Martin Luther King Jr. addresses a crowd from the steps of the Lincoln Memorial where he delivered his famous I Have a Dream speech during the Aug. 28, 1963, march on Washington, D.C.

COLUMBIA (WACH) -- Columbia Urban League President and CEO J.T. McLawhorn was a college student in 1968; the year Dr. Martin Luther King Jr. was shot and killed in Memphis.

"We were angry that this leader was taken away from us; one who promoted love," McLawhorn said.

King's message was one reason McLawhorn said motivated him to help with the Urban League; but he is not alone. University of South Carolina History Professor Dr. Bobby Donaldson said King's efforts are still being felt today.

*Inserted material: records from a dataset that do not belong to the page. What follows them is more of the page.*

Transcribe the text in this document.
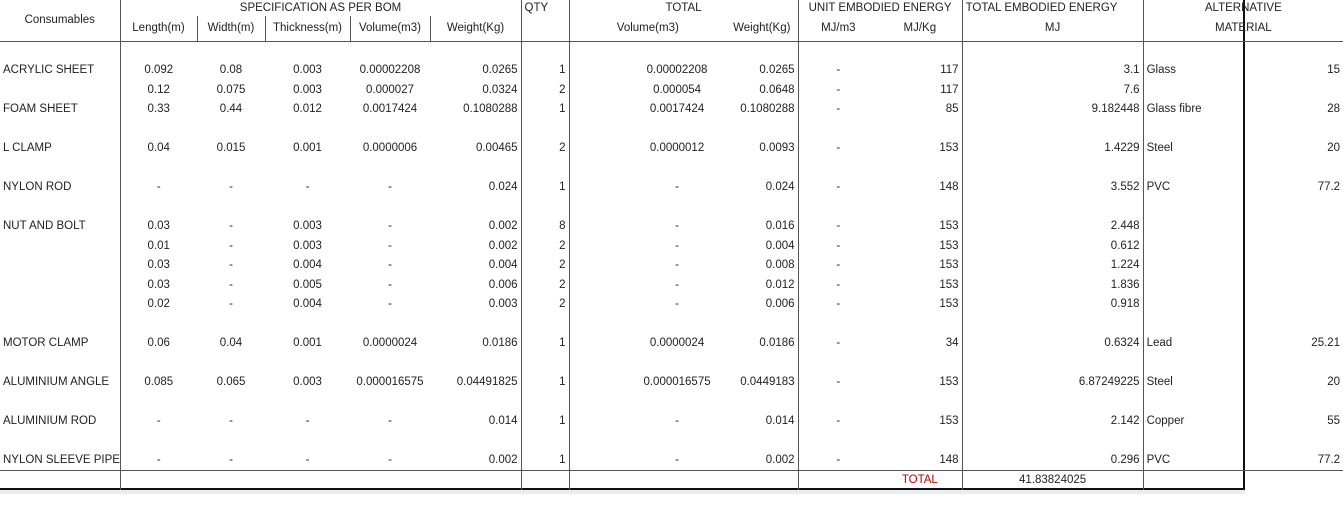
Consumables	SPECIFICATION AS PER BOM					QTY		TOTAL			UNIT EMBODIED ENERGY		TOTAL EMBODIED ENERGY	ALTERNATIVE	
	Length(m)	Width(m)	Thickness(m)	Volume(m3)	Weight(Kg)			Volume(m3)		Weight(Kg)	MJ/m3	MJ/Kg	MJ	MATERIAL	

ACRYLIC SHEET	0.092	0.08	0.003	0.00002208	0.0265		1		0.00002208	0.0265	-	117	3.1	Glass	15
	0.12	0.075	0.003	0.000027	0.0324		2		0.000054	0.0648	-	117	7.6		
FOAM SHEET	0.33	0.44	0.012	0.0017424	0.1080288		1		0.0017424	0.1080288	-	85	9.182448	Glass fibre	28

L CLAMP	0.04	0.015	0.001	0.0000006	0.00465		2		0.0000012	0.0093	-	153	1.4229	Steel	20

NYLON ROD	-	-	-	-	0.024		1		-	0.024	-	148	3.552	PVC	77.2

NUT AND BOLT	0.03	-	0.003	-	0.002		8		-	0.016	-	153	2.448		
	0.01	-	0.003	-	0.002		2		-	0.004	-	153	0.612		
	0.03	-	0.004	-	0.004		2		-	0.008	-	153	1.224		
	0.03	-	0.005	-	0.006		2		-	0.012	-	153	1.836		
	0.02	-	0.004	-	0.003		2		-	0.006	-	153	0.918		

MOTOR CLAMP	0.06	0.04	0.001	0.0000024	0.0186		1		0.0000024	0.0186	-	34	0.6324	Lead	25.21

ALUMINIUM ANGLE	0.085	0.065	0.003	0.000016575	0.04491825		1		0.000016575	0.0449183	-	153	6.87249225	Steel	20

ALUMINIUM ROD	-	-	-	-	0.014		1		-	0.014	-	153	2.142	Copper	55

NYLON SLEEVE PIPE	-	-	-	-	0.002		1		-	0.002	-	148	0.296	PVC	77.2
												TOTAL	41.83824025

"It is obvious that he had a real tremendous influence internationally. You see social movements really all over the world that look to the civil rights movement as lessons and instruction," Donaldson said.

Forty-five years later, King's legacy has progressed, but has a long way to go according to Donaldson.

"Given (King's) own history and his own participation a generation ago, there is no doubt in my mind that he would be absolutely vigilant; really raising questions about voter supremacy, voter oppression, raising questions about the Voter I.D. that have been adopted particularly across the south," Donaldson said.

Both men say they are optimistic about the future; and if people act in a civil manner, King's dream will become reality world wide.

"If people are not willing to take a stand, we will never make the progress that we need to make for a beloved community," McLawhorn said. "A society where people are respected."

"King was never convinced that change would come easy or immediate," Donaldson said. "Any of us that are committed to progress and to a better South Carolina have to really be in it for the long haul."

A haul made easier by remembering a true pioneer.